Le nom de l’EDL est d’ailleurs clairement inspiré de la « Jewish Defense League » (JDL) ou Ligue de Défense Juive (LDJ), l’organisation sioniste ultra-violente. La doctrine de la LDJ est le « kahanisme », un courant du sionisme religieux développé par le rabbin Meir Kahane. Les héritiers de Kahane, comme Smotrich et Ben-Gvir, font partie aujourd’hui du gouvernement israélien et sont les architectes du génocide en cours.
Pour rappel déjà en 2010, les fascistes du "Bloc Identitaire" avaient fait appel à la LDJ pour faire le service d’ordre des "Assises contre l’islamisation de l’Europe" où on pouvait trouver entre autres comme orateur l’UDC valaisan Oskar Freysinger. La jonction entre l’extrême-droite occidentale et le sionisme n’a fait qu’accroitre depuis comme le prouve la position pro-israélienne du parti d’extrême-droite allemand aux sympathies néonazies « AfD » mais aussi toutes les attaques fascistes contre les occupations étudiantes.
Antifascisme et anticapitalisme
Lorsqu’un crime est commis, on ne cherche pas uniquement le coupable mais aussi ses complices. Qui a facilité la diffusion des mensonges et de la violence ? Qui va jusqu’à faire la promotion de la « guerre civile » voulue par l’extrême-droite ? Une ordure capitaliste milliardaire, Elon Musk.
En France, un autre milliardaire a misé sur les fascistes du Rassemblement National, Vincent Bolloré. Celui-là même qui détient plus d’une quinzaine de médias français (C8, Canal+, CNews, Europe 1, RFM, Télé-Loisirs, Femme actuelle, Paris Match, etc).
Le capitalisme est un système politique, culturel, social, d’organisation du travail, des vies et des mentalités. Le fascisme et le libéralisme en sont les composantes essentielles. Se sont les deux facettes d’une seule et même pièce : selon le moment historique et les tensions sociales, on passe de l’un (fascisme) à l’autre (libéralisme) et le « statut quo » du capitalisme est ainsi préservé.

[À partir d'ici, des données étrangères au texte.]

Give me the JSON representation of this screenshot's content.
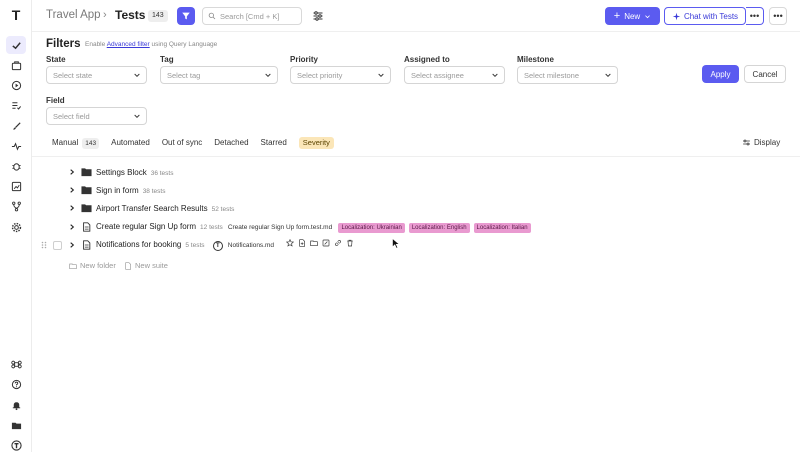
{
  "header": {
    "app_name": "Travel App",
    "separator": "›",
    "page_title": "Tests",
    "count": "143",
    "search_placeholder": "Search [Cmd + K]",
    "new_label": "New",
    "chat_label": "Chat with Tests",
    "chat_more": "•••",
    "more": "•••"
  },
  "filters": {
    "title": "Filters",
    "hint_prefix": "Enable",
    "hint_link": "Advanced filter",
    "hint_suffix": "using Query Language",
    "fields": [
      {
        "label": "State",
        "placeholder": "Select state"
      },
      {
        "label": "Tag",
        "placeholder": "Select tag"
      },
      {
        "label": "Priority",
        "placeholder": "Select priority"
      },
      {
        "label": "Assigned to",
        "placeholder": "Select assignee"
      },
      {
        "label": "Milestone",
        "placeholder": "Select milestone"
      },
      {
        "label": "Field",
        "placeholder": "Select field"
      }
    ],
    "apply_label": "Apply",
    "cancel_label": "Cancel"
  },
  "tabs": {
    "items": [
      {
        "label": "Manual",
        "count": "143"
      },
      {
        "label": "Automated"
      },
      {
        "label": "Out of sync"
      },
      {
        "label": "Detached"
      },
      {
        "label": "Starred"
      },
      {
        "label": "Severity"
      }
    ],
    "display_label": "Display"
  },
  "tree": {
    "rows": [
      {
        "name": "Settings Block",
        "count": "36 tests",
        "type": "folder"
      },
      {
        "name": "Sign in form",
        "count": "38 tests",
        "type": "folder"
      },
      {
        "name": "Airport Transfer Search Results",
        "count": "52 tests",
        "type": "folder"
      },
      {
        "name": "Create regular Sign Up form",
        "count": "12 tests",
        "type": "suite",
        "file": "Create regular Sign Up form.test.md",
        "tags": [
          "Localization: Ukrainian",
          "Localization: English",
          "Localization: Italian"
        ]
      },
      {
        "name": "Notifications for booking",
        "count": "5 tests",
        "type": "suite",
        "file": "Notifications.md"
      }
    ],
    "new_folder": "New folder",
    "new_suite": "New suite"
  },
  "colors": {
    "accent": "#5b5bf0",
    "tag": "#e99ad0",
    "severity": "#fbe6b8"
  }
}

Les émeutes racistes de cet été étaient bien pilotés par l’EDL mais on ne peut pas dire que toutes les personnes qui ont participé aux émeutes étaient toutes des fascistes ou des racistes convaincus. Beaucoup ont le profil de personnes issues de la classe ouvrière blanche qui a vu ses droits privés par des décennies de néolibéralisme et de politiques antisociales. Le but de l’extrême-droite c’est justement de détourner cette colère sociale, et c’est en ça que les système capitaliste a besoin d’elle pour défendre le « statu quo ». Notre tâche est de mettre le doigt sur les vraies contradictions et les vrais enjeux. Notre lutte doit être ancrée dans la réalité et nous devons être sur le terrain pour pointer du doigt les vrais « profiteurs » et les vrais « parasites ». Pas celles et ceux qui galèrent et qui sautent des repas. Là on parle de ceux qui ne vivent pas notre réalité, ceux qui ne vivent pas notre quotidien. Ceux qui aimeraient nous détourner l’attention pour qu’on ne remette pas en cause leur système injuste.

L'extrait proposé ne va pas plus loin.